Gallimard, nrf, coll. Idées, Paris, 1954.
Formé par la phénoménologie, Jean-Paul SARTRE a créé l’existentialisme. Selon l’existentialisme, le sujet est ce qu’il se fait, ainsi « l’existence précède l’essence » (L’existentialisme est un humanisme).
Au lendemain de la Seconde guerre mondiale, le monde découvre l’horreur totale, où tout semble devenu possible. Le réveil est difficile, et les remises en question de l’histoire, de la politique, de la société, de la modernité commencent à peine, avec quelques intellectuels comme Hannah Arendt. En France, Sartre juge trop faible la mise au jour du sort des Juifs, et intervient alors activement et médiatiquement pour réveiller les consciences, avec Réflexions sur la question juive.

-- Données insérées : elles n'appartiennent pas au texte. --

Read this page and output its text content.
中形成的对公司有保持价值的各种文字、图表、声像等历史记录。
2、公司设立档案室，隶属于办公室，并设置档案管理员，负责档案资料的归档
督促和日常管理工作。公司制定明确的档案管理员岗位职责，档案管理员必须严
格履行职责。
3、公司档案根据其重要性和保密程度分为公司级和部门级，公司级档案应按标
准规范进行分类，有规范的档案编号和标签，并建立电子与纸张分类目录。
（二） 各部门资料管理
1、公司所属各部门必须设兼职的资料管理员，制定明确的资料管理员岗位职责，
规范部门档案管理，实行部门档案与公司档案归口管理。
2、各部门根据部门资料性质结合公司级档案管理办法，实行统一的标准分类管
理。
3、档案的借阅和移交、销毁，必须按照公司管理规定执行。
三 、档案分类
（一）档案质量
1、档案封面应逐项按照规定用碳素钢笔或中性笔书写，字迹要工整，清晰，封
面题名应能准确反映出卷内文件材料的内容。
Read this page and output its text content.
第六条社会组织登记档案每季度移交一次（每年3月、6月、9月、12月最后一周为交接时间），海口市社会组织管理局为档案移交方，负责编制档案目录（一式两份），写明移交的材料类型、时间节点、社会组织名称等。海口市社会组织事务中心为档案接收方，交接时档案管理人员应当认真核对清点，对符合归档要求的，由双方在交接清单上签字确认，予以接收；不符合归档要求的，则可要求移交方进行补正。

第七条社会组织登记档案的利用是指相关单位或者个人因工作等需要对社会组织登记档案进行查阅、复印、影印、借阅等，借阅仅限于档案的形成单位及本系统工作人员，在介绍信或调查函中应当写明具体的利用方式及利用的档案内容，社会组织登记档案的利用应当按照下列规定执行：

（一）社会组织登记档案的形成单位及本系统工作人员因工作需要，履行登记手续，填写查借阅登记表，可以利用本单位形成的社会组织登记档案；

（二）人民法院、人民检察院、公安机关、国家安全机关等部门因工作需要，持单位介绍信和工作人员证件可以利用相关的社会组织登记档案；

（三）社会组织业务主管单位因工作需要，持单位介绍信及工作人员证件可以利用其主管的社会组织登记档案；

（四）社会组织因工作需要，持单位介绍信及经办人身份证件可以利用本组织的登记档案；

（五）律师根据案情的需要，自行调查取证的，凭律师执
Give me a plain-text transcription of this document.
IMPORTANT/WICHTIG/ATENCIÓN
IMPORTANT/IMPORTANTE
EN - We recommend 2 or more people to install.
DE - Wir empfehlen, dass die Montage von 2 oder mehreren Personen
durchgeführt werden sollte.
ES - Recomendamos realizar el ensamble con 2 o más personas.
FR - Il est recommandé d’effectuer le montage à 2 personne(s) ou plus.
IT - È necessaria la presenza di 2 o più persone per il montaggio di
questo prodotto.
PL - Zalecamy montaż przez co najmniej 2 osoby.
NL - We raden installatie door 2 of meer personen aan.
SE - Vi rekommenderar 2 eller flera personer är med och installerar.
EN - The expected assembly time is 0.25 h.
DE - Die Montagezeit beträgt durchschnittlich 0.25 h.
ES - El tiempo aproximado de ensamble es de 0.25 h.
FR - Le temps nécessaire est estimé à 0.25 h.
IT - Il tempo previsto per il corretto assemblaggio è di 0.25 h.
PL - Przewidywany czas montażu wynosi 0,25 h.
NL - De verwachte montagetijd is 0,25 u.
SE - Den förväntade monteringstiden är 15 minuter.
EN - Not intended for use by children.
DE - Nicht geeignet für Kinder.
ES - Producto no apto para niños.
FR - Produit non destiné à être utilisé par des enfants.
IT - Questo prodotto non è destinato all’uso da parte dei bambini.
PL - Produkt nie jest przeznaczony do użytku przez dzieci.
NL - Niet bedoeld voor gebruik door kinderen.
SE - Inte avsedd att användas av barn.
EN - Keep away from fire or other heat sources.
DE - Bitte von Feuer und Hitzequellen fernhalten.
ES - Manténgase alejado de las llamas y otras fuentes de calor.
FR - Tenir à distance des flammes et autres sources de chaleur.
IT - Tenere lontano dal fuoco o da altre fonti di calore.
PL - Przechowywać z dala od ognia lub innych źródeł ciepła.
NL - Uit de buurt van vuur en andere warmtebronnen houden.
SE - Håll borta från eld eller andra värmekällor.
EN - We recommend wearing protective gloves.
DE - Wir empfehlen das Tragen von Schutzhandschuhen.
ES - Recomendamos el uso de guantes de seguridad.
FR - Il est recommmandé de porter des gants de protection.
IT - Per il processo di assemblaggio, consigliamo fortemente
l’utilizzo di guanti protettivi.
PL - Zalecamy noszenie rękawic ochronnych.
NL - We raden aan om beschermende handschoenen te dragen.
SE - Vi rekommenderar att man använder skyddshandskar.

Sartre élabore une phénoménologie de l’antisémitisme, dans la continuité de Portrait de l’antisémite, publié en 1945, prémisses aux Réflexions. L’antisémitisme n’est pas une opinion dont on pourrait se débarrasser, c’est un choix existentiel, dirigé en faveur de la haine, contre la raison. L’antisémite se comporte donc comme un En-soi, il fuit sa propre conscience en abandonnant sa liberté à des valeurs figées. Devant la condition humaine, il fuit sa responsabilité. Sartre pose alors ici le Juif comme un prétexte : le Juif n’est qu’un prétexte, comme l’est le Noir, prétexte à ce qui se trouve en fait être une haine de soi.
Sartre s’interroge ensuite sur la judéité. Rejetant la notion de race, il pose une théorie existentialiste de l’identité juive. La source de cette identité est basée sur une situation commune, celle d’être perçu comme Juif. On n’est pas juif par sa religion, ni par son passé, son histoire, mais l’on est juif car perçu comme tel. Ici, l’identité est une pure création sociale. Sartre exclue toute constitution interne et positive de la communauté. « Le Juif est un homme que les autres tiennent pour juif ». C’est l’antisémite qui finalement crée le Juif. Nous voyons bien ici apparaître une limite théorique et éthique certaine : Sartre fait en quelque sorte du Juif un En-soi, il ne lui laisse pas son faire. Pour dépasser la limite, Sartre distingue le Juif « authentique » du Juif « inauthentique ». Le problème est qu’il ne décrit pas, et ne saurait ni ne pourrait le faire, l’authenticité du Juif.
Une deuxième limite théorique et éthique apparaît lorsqu’il cherche à remettre en question des stéréotypes. Il reconnaît l’existence d’un physique juif, pour rentrer dans le jeu des stéréotypes, dans le but de renverser un système de valeurs, et de montrer que les juifs peuvent s’intègrer à l’Etat français. À partir de stéréotypes sociaux dévalorisants, il opère finalement une « revalorisation dévalorisante », en utilisant les critères qu’il condamne lui-même. Il fait des images sociales des caractéristiques.
On ne saurait aborder les Réflexions sur la question juive sans prendre en considération la question marxiste de la lutte des classes. Sartre décrit l’antisémitisme comme une aristocratie figée, s’introduisant dans la bourgeoisie. Le bourgeois antisémite veut fondre la distinction des classes par une distinction Juif / non-Juif, contre le bourgeois juif.
Au-delà des limites éthiques et théoriques, les Réflexions sur la question juive présentent un fort intérêt historique, dans son témoignage sur l’histoire des idées, et éthique et politique : on peut y lire la critique sartrienne du démocrate universaliste, qui fonde son discours sur les Droits de l’Homme, « il ne connaît pas le Juif, l’Arabe, le nègre, l’ouvrier, mais l’homme en tout temps et tout lieu égal à lui-même ». Sartre relève la menace universaliste de dissoudre la diversité culturelle dans un cadre trop abstrait pour être humain.